PDIP: Diplomasi 'Hard-Power' Ala Prabowo Sudah Ketinggalan Zaman
Charles honoris: capres nomor urut 02 Prabowo Subianto mengedepankan hard power dan militerisme
Penulis: Vincentius Jyestha Candraditya
Editor: Sanusi
TRIBUNNEWS.COM, JAKARTA - Politikus PDI Perjuangan, Charles Honoris menyebut dari debat capres keempat, publik menangkap dua calon pemimpin memiliki dua pendekatan yang berbeda soal hubungan internasional.
Ia menilai, capres nomor urut 01 Joko Widodo mengedepankan diplomasi dan multilateralisme, sedangkan capres nomor urut 02 Prabowo Subianto mengedepankan hard power dan militerisme.
"Pendekatan diplomasi hard power ini sudah ketinggalan zaman," ujar Charles, dalam keterangannya, Minggu (31/3/2019).
Charles mengaku sedih dan kecewa lantaran Prabowo tidak percaya pada kemampuan bangsa Indonesia sendiri. Pernyataan itu merujuk pada ucapan Prabowo yang menyebut Indonesia dianggap 'nice guy' dalam diplomasi.

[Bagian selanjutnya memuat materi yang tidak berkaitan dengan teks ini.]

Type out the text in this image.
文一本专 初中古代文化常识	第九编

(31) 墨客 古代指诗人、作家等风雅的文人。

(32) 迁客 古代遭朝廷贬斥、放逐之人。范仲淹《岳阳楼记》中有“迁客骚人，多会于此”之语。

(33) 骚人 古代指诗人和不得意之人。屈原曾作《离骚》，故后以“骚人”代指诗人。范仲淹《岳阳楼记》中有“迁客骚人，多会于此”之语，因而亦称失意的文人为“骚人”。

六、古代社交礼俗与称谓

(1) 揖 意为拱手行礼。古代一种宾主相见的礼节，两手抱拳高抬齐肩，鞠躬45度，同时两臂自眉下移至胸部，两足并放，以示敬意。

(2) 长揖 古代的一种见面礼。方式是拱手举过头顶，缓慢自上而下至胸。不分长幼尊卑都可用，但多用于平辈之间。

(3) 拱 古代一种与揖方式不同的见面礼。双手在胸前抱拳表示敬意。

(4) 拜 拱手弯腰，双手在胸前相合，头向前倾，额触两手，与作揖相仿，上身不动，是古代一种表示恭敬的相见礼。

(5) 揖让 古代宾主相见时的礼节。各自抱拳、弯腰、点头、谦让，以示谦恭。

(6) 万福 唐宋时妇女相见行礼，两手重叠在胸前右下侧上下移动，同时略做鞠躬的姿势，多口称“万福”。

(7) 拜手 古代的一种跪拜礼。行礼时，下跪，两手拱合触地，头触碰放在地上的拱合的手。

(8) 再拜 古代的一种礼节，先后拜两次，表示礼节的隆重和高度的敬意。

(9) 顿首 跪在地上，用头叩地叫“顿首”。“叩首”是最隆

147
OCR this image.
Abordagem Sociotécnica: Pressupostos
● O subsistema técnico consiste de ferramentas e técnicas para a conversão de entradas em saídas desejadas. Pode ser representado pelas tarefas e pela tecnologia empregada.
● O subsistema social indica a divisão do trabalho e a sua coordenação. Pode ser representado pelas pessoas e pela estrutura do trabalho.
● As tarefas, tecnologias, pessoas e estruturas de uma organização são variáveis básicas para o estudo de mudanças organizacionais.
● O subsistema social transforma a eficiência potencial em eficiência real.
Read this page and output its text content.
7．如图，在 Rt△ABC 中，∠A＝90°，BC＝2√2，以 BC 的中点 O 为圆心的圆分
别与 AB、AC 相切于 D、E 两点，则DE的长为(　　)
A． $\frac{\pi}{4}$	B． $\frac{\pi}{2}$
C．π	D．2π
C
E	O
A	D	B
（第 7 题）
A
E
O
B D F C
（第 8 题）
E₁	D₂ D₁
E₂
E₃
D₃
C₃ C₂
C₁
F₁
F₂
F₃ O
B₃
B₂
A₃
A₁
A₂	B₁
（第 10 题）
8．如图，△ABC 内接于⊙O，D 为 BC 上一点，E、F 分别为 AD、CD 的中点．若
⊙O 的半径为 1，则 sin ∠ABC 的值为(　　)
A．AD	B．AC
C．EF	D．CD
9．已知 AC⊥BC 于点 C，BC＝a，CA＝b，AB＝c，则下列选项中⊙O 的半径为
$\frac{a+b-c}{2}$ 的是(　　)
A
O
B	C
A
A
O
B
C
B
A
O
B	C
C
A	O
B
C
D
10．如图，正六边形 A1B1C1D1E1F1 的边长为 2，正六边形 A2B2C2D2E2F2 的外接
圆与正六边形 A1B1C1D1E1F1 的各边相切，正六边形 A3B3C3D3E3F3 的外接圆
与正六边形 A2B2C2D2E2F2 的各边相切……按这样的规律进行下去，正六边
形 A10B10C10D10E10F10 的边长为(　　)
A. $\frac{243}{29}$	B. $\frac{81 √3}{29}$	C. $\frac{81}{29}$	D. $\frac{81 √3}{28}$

"Padahal faktanya kita sangat dihormati dalam pergaulan internasional, karena seperti kata Presiden Jokowi bahwa RI memainkan peran sebagai negara mayoritas muslim terbesar di dunia. Misalnya, peran RI yang terus konsisten memperjuangkan kemerdekaan dan membantu rakyat Palestina, dan juga peran RI dalam meredakan konflik di Rakhine State, Myanmar, sebagaimana diminta oleh PBB," kata dia.
Baca: Detik-detik Percakapan Terakhir Pilot Ethiopian Airlines, Pesawat itu Jatuh Enam Menit Mengangkasa
Selain itu, anggota Komisi I DPR RI itu juga menyoroti pencapaian mengagumkan Jokowi dalam diplomasi ekonomi. Ia menilai mantan Gubernur DKI Jakarta itu mampu memberi kontribusi bagi perekonomian negara.
"Misalnya ekspor 250 kereta api oleh PT INKA ke Bangladesh dengan nilai kontrak sekitar 100,9 juta dolar AS dan berikutnya Filipina yang sudah meneken kontrak sebesar 52,8 juta dolar AS. Belum lagi ekspor bus yang juga mulai dilakukan ke negara tetangga," jelasnya.
Keberhasilan lain dari Jokowi dalam diplomasi internasional, lanjutnya, juga dibuktikan dengan kembali terpilihnya RI menjadi Anggota Tidak Tetap Dewan Keamanan PBB.
"Ini merupakan salah satu bentuk pengakuan internasional terhadap peran dan kontribusi diplomasi Indonesia di era Presiden Jokowi," tutur Charles.